COLIN FIRTH: I don’t think there’s anything in my character that I had particularly seen in another Woody Allen film.
EMMA STONE: I had seen elements I think of my character in a few. Elementally there are bits and pieces that are kind of an amalgamation of characters. Because I guess every character plays a different part of Woody’s psyche.
FIRTH: Oh, I can definitely see a lot of – there’s the motif of the Woody role, as people call it, and I guess I had that, but in a completely different form. Some of those sentiments and the gags that you would expect somehow landed with me. And I was looking forward to those, some of them such wonderful, vintage little zingers. But, you know, I’d seen good acting in all Woody Allen films and good writing. I didn’t think, ‘I can’t wait to do that;’ I just thought, ‘I hope to god I can do that.’

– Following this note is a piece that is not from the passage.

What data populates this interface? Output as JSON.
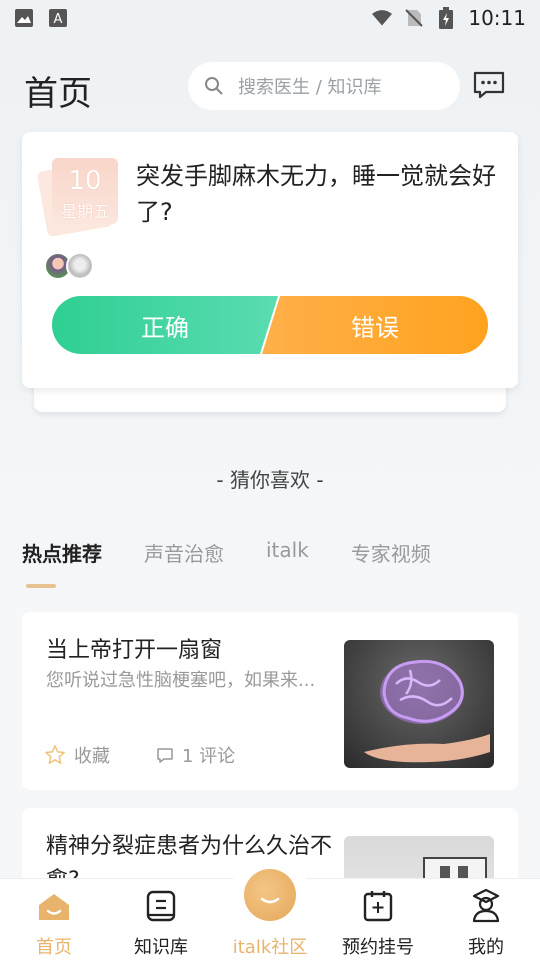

Was there an intimidation factor here?
STONE: Oh, yeah. Hugely. It was hugely intimidating. I think after a while you get your sea legs a little bit, but there’s no rehearsal process, there’s no real getting-to-know Woody at all. You just are terrified. It’s all cold.
What’s the first thing he does with you when he gives you a role? Is there a table read or anything?
FIRST: Action! Roll camera!
STONE: You get on set and he says, ‘Action,’ and then he re-shoots it. [Laughs]
Did he do the same thing with you guys that he did with Jacki [Weaver]? She told me he just called her into a room, offered her the part and then had her read the script right there to make sure she liked it.
STONE: I didn’t physically see him. He didn’t pull me into any room and he wasn’t there when I read the script. Someone gave me the script. His assistant gave me the script and I read it, gave it back to her and then left.
FIRTH: Mine was roughly [similar] to that, yeah. I was given the script and somebody waited while I read it.
Did you do any prep work on your own? Maybe even some magic 101 or something like that?
STONE: It was kind of a great gift because the whole cast was staying in a hotel together in the south of France so we cooked dinner and we would read.
FIRTH: We clung to each other! Nothing brings you closer together than blind terror. Some of the cast got there before Woody arrived in France and we were all nervous about it and so yeah, we unburdened and we were a united front. But as Emma said, you realize that it finds itself, it finds a rhythm. You get a bit of a shock on day one when you’re thrown in the deep end.
STONE: I would say the first week is pretty disorienting.
FIRTH: Sink or swim. Yeah, and there is a fear that you’re never gonna find it because the first scene we shot just didn’t work for us, darling.
STONE: No! [Laughs]
FIRTH: It never made the movie!
STONE: It’s not in the movie! [Laughs]
FIRTH: And he re-shot it at the end and it still didn’t make the movie.
STONE. We shot it again and it’s still not there.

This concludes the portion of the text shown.